La respuesta al film ha sido muy favorable; teniendo en cuenta su limitada distribución y los pocos recursos económicos que teníamos, creo que ha sido un éxito que no haya desaparecido en la obscuridad. Lo presentamos a 25 festivales de cine y sólo conseguimos que lo proyectaran en tres, porque tenían miedo a mostrarlo al público y les preocupaba su reacción. Conseguimos varios premios, y todo el mundo que lo ha visto ha tenido una respuesta muy positiva. El documental ha sido traducido a 20 idiomas, así que su impacto es también internacional, gracias sobre todo al poder de internet y el boca-oreja. Es fácil descargarse la película en cualquier servidor de intercambio de archivos de la red, así que mucha gente ha podido llegar a verla sin la necesidad de ir al cine. No es el tipo de película que podrías proyectar en una sala pública, es algo para uso más privado, para verlo en casa en la intimidad.

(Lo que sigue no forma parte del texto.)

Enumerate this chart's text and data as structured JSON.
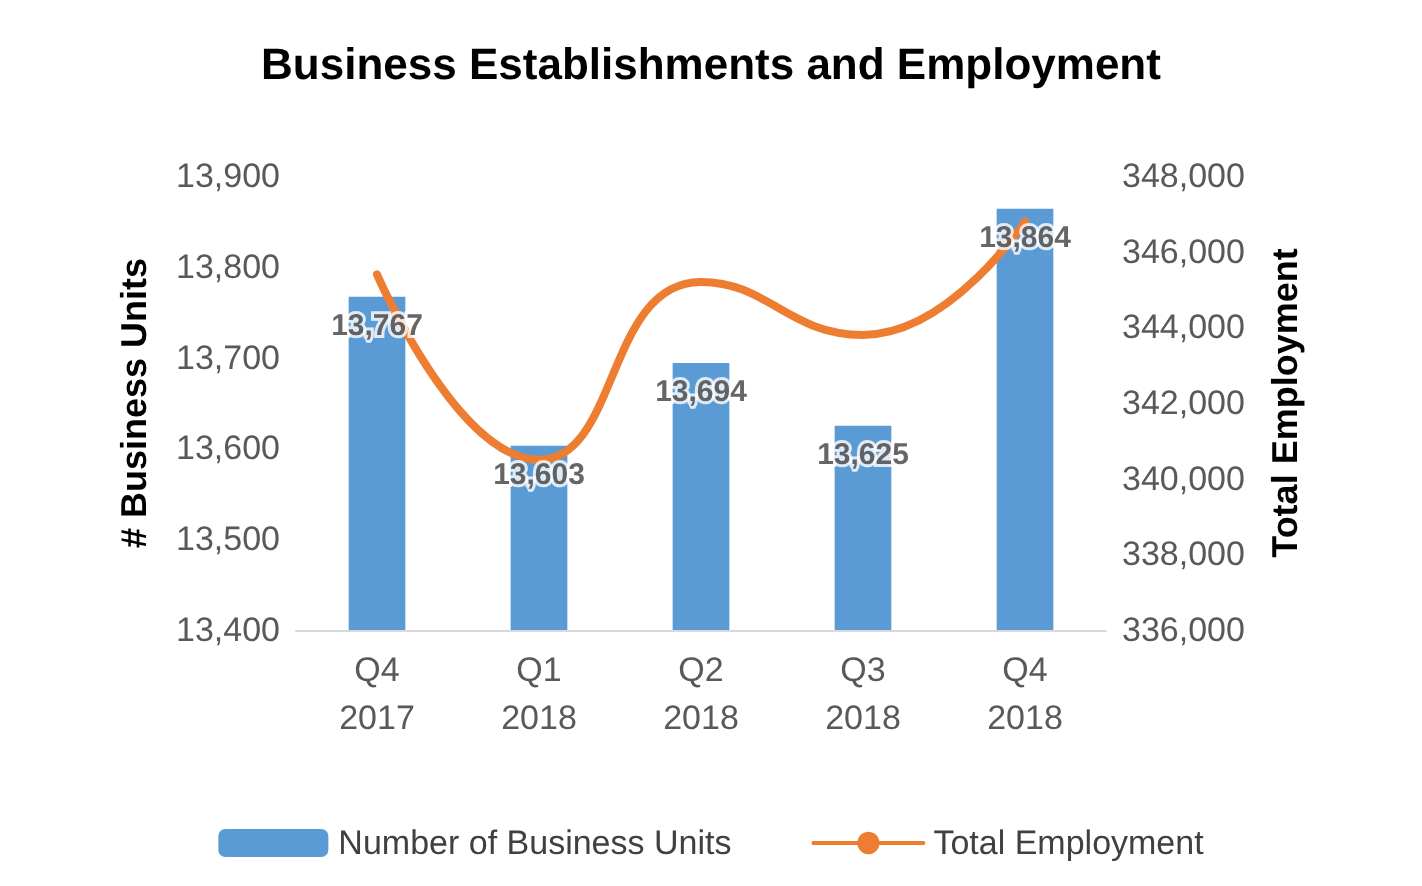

¿Fue difícil conseguir las imágenes? ¿Cuál es el procedimiento para infiltrarse en una granja o matadero y grabar ese material? Es duro para el espectador ver las imágenes, pero no quiero ni imaginarme lo que habrá sido para vosotros filmarlas y editarlas... Yo sólo grabé el 10% de las imágenes, principalmente porque es imposible conseguir permisos para entrar en esos sitios con una cámara. Todo está controlado por las grandes corporaciones y tienen influencia directa en el gobierno y en los políticos. Así que tuvimos que pedir el material a organizaciones como PETA, Humane Society, Farm Sanctuary, Greenpeace, Last Chance For Animals, Sea Shepherd Conservation Society o Humane Farming Association, así como otros grupos e individuos que cedieron sus grabaciones desinteresadamente. Pronto empecé a recibir cintas de todas partes del mundo, y a veces ni siquiera conocíamos la fuente. Cada día nos llegaba alguna cinta sin remitente que contenía alguna atrocidad contra los animales. Pero nuestra idea no era hacer un film impactante con imágenes fuertes basándonos en casos aislados de maltrato animal, sino mostrar las prácticas habituales de las industrias que comercian con animales.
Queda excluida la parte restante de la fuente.